Abstract. — A significant number of postwar Japanese sf works are set on or under the sea. This topos always raises issues of national identity and territory in the context of technical innovation—also favorite themes of nationalistic Japanese adventure novels around the turn of the twentieth century. But the works that took up the ocean-topos in the three decades following the end of the Pacific War redefined it for use in an age that rejected war and colonialism. The Pacific ocean proved in many cases to be a fruitful means of speculating about the contradictions of postwar Japanese identity.
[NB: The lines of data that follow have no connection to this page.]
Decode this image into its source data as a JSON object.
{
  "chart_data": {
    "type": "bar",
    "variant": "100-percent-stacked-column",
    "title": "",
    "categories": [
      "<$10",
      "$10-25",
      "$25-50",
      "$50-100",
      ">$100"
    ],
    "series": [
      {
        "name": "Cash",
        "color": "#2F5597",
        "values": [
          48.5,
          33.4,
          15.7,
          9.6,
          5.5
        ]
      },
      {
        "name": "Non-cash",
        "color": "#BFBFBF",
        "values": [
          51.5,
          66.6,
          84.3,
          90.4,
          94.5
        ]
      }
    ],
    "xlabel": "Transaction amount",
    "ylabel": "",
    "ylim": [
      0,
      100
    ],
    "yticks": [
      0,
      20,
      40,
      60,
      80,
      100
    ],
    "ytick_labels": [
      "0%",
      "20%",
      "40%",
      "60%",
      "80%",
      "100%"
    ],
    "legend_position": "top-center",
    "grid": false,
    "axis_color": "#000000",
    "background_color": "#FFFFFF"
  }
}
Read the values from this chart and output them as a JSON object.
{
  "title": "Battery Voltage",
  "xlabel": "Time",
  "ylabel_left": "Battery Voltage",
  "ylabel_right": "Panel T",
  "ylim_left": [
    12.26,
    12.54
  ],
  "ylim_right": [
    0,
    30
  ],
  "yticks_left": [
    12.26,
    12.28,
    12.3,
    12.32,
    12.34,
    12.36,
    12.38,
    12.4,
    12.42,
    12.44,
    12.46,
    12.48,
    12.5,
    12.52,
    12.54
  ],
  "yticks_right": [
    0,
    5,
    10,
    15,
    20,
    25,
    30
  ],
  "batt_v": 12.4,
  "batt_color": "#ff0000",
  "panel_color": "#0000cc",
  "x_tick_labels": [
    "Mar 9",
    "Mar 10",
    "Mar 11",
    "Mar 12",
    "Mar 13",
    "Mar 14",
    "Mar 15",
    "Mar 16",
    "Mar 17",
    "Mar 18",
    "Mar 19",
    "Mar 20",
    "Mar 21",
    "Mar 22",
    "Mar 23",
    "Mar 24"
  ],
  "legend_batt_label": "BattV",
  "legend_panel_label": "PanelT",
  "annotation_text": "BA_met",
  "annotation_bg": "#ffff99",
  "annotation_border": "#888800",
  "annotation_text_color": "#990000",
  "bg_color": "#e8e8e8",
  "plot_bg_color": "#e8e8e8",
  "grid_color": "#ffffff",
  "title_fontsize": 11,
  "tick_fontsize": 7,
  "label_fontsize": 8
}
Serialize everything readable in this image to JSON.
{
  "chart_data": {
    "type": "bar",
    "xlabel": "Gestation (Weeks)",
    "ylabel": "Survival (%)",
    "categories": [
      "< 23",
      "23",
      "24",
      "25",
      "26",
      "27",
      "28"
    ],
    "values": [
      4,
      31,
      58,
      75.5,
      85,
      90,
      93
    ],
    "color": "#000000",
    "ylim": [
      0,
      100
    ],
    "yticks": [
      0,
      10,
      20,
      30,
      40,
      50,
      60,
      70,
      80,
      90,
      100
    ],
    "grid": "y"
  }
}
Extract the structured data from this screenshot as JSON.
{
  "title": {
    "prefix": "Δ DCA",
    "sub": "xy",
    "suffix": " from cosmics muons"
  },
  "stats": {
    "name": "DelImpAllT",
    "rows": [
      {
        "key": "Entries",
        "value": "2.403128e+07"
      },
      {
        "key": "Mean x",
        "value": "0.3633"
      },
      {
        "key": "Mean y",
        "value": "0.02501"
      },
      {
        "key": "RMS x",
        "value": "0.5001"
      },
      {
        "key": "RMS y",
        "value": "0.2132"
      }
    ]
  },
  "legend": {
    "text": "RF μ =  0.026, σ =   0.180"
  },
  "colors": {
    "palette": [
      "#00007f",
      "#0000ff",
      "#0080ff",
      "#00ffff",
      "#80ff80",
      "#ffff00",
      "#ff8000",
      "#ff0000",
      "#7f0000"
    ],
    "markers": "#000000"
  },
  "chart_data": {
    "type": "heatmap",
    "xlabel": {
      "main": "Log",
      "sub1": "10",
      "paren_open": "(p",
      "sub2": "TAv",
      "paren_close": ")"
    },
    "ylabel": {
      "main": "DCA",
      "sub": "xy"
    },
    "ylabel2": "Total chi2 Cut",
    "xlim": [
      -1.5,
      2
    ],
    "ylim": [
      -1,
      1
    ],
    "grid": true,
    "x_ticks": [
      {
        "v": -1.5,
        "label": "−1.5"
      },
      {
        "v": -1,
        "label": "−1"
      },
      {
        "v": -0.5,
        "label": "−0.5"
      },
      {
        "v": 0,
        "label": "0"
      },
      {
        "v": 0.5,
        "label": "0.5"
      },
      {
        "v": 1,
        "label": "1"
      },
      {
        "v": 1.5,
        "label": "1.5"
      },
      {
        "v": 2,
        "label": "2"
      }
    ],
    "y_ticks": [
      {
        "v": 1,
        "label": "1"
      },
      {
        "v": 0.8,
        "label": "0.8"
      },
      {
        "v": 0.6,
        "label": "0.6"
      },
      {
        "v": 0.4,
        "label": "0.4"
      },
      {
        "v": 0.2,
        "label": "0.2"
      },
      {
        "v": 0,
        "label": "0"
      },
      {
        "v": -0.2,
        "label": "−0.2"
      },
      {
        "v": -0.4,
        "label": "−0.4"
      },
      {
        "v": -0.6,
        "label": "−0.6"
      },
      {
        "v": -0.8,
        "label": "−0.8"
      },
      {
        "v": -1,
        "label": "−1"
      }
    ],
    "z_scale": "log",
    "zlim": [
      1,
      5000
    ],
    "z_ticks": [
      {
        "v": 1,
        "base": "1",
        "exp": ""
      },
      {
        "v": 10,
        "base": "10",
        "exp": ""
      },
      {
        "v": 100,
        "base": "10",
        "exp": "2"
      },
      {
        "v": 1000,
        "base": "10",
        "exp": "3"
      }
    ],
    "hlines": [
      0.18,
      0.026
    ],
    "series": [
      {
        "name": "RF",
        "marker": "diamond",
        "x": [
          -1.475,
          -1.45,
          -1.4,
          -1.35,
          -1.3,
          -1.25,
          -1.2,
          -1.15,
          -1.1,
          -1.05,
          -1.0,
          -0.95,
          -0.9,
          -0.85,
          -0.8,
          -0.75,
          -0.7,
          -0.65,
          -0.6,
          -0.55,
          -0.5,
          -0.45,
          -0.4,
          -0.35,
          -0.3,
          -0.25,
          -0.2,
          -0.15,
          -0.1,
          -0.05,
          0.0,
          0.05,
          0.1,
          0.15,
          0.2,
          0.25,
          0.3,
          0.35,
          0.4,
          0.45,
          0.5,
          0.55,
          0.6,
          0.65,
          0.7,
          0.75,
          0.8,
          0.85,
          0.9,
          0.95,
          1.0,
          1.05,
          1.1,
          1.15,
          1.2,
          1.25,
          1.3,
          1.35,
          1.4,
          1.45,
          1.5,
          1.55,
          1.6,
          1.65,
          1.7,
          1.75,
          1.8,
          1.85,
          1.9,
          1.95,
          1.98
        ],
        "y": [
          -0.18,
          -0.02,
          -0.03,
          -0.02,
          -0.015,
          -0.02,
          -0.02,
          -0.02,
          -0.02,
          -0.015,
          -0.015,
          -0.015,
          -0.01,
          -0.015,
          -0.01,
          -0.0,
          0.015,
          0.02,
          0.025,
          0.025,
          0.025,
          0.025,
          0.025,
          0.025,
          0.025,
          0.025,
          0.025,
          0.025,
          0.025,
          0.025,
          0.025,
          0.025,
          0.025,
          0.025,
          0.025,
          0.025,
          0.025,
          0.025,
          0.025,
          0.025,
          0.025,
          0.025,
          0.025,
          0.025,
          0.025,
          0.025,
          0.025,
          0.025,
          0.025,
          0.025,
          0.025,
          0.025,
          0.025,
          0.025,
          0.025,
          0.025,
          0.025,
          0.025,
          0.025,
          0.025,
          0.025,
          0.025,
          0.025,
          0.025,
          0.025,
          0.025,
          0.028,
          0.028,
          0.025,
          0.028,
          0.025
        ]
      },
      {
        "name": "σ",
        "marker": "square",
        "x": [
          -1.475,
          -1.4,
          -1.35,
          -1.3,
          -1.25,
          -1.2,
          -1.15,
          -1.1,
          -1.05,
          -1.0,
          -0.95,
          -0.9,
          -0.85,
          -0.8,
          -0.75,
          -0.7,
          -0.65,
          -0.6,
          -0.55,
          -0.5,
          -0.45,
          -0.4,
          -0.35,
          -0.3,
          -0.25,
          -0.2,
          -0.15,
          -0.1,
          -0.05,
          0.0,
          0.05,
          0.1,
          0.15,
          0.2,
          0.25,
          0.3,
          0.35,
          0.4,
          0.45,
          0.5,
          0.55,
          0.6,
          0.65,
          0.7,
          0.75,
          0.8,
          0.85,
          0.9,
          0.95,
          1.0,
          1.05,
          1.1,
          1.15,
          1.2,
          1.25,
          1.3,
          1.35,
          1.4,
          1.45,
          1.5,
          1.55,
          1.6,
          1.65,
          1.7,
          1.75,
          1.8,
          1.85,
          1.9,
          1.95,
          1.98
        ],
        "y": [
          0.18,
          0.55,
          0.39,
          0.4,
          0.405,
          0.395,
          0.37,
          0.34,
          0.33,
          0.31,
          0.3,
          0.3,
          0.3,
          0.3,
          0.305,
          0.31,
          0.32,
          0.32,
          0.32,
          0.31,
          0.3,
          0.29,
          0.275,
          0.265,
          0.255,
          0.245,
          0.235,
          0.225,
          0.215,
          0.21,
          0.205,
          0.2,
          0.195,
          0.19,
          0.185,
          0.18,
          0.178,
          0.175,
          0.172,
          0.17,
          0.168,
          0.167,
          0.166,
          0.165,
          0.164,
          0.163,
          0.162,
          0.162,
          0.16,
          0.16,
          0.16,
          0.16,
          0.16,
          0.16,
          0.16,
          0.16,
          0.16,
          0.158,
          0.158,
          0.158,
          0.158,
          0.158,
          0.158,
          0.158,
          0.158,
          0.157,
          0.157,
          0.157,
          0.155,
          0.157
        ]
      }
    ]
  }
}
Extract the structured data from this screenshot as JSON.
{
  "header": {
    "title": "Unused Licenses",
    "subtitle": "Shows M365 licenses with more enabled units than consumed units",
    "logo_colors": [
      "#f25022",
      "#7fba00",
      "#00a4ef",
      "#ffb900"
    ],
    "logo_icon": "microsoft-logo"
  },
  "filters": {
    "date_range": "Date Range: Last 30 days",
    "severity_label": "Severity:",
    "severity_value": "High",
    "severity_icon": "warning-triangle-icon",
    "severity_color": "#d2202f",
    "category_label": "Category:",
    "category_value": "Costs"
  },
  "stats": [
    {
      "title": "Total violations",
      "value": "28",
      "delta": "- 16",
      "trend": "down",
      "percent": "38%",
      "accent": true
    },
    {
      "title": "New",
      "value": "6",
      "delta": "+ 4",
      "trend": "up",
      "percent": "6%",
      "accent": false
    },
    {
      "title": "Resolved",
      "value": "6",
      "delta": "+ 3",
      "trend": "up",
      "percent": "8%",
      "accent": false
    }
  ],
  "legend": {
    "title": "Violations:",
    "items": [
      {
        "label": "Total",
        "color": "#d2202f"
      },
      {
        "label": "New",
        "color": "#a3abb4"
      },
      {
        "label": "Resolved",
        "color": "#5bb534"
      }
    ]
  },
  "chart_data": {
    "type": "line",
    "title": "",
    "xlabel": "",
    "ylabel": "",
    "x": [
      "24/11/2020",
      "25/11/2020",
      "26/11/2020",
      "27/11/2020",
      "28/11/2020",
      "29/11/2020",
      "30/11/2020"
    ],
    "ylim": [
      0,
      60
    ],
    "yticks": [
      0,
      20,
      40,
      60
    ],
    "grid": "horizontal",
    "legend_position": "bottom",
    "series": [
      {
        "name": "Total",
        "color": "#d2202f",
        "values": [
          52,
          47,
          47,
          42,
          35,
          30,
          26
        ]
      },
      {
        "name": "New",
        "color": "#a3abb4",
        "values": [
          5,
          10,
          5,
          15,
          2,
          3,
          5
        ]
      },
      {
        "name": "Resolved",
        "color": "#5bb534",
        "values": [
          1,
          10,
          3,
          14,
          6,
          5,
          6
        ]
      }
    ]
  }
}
This essay discusses four groups of works that appeared between 1947 and 1973: the lost world fantasies of Kayama Shigeru’s "Orang Pendek" series; two films by director Honda Ishirô, Godzilla (1954) and Atragon (1963); Abe Kôbô’s Inter Ice Age 4 (1959), the first Japanese sf novel; and Komatsu Sakyô’s best-selling novel Japan Sinks.

Shibano Takumi

"Collective Reason": A Proposal

Abstract. — This essay posits the defining feature of science fiction as the investigation of what the author provisionally calls "human collective reason." Encompassing religions, ideologies, and sciences, collective reason is the internal logic of a time and culture, a set of beliefs and practices that have their origin in necessity but that eventually develop autonomously, beyond individual need, understanding, and control. Shibano suggests that the coming computer society will bring about the next evolutionary change in collective reason, rendering our present understanding obsolete. What is needed to cope with this changing reality is a new posthumanist perspective—a flexible understanding that avoids the pitfalls of both absolutism and relativism. Among the people who best embody that perspective are readers of science fiction. (CB)

Tatsumi Takayuki

A Soft Time Machine : From Translation to Transfiguration

Abstract. — Japanese culture inspired English-speaking cyberpunk writers, but the transaction was not a one-way street. For cyberpunk fiction also provided the Japanese with a chance to reinvestigate their own cyborgian identity. I clarify the interactions and negotiations, over four decades, between contemporary Anglo-American and Japanese sf, whether print or multimedia. A major focus of my discussion is Aramaki Yoshio’s New Wave short story "Soft Clocks" (1968-72), which foregrounds the contrast between the imperialist gluttony of "Dali of Mars" and the anorexia of his granddaughter Vivi. In the heyday of the cyberpunk movement, this text was translated by Kazuko Behrens and Lewis Shiner for the January-February 1989 issue of Interzone. While Aramaki in his own way digested and cannibalized outer space-oriented American sf of the 1950s, Lewis Shiner in turn digested and softly transfigured "Soft Clocks" for a later generation and another culture. This kind of "soft translation" or transaction between cultures is becoming more and more significant for the future of global sf.